J’ai vu des reflets qui sortaient de l’eau
Et sur les galets qui faisaient des marques,
De rouges reflets qui tachaient ma barque.

Le fleuve fécond, le fleuve puissant,
Avec son limon engraissant la terre,
Passant éternel, ami millénaire
Qui protège l’homme en le nourrissant,
Le bon fleuve bleu qui baigne les pierres
De son frôlement régulier, puissant.
Le fleuve au grand cœur charriait du sang.

J’ai pris le falot, j’ai lâché la rame,
Je me suis penché sur le flot sanglant,
Des caillots épais coulaient dans les lames
Et l’air peu à peu devenait brûlant.
L’écume rougeâtre ainsi qu’une flamme,
Me chauffait la face en m’éclaboussant,
La barque roulait sur le flot sanglant...

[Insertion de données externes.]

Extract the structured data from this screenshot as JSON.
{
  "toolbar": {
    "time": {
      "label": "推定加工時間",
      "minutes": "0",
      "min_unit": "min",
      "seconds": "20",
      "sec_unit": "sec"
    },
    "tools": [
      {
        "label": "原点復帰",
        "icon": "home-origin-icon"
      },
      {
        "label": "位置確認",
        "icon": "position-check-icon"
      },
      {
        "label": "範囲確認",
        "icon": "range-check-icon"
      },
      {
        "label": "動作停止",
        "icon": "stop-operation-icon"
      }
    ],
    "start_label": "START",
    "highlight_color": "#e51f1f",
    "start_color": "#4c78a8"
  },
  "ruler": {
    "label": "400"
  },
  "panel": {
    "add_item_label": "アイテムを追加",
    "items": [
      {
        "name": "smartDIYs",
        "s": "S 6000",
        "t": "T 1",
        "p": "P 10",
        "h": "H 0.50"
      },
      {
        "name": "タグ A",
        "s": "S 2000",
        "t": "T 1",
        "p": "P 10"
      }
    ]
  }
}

Et j’ai vu passer de terribles formes...
Des membres coupés heurtèrent mon bord,
Je vis de longs bras, des visages morts
Et, gonflés par l’eau, des ventres énormes.
Et de glauques yeux aux lobes informes
Me fixaient, chargés d’un affreux remords...
Le fleuve sanglant charriait des morts.

Et je vis aussi des formes étreintes
Avec cet amour que la mort raidit.
Je vis passer ceux qui portaient l’empreinte
De l’espoir déçu, du mal, de la crainte.
Je vis les vaincus, je vis les maudits,
J’entendis monter une grande plainte
Et par la pitié mon cœur se fendit.

Le fleuve croissait, atteignait la ville
Et le flot de sang grossissait toujours.
Il battait les murs, il battait les tours,
Du vieux pont arqué dépassait les piles,
Enlaçait l’église et le carrefour
Et le quartier haut n’était plus qu’une île.
Parmi les noyés je voguais toujours...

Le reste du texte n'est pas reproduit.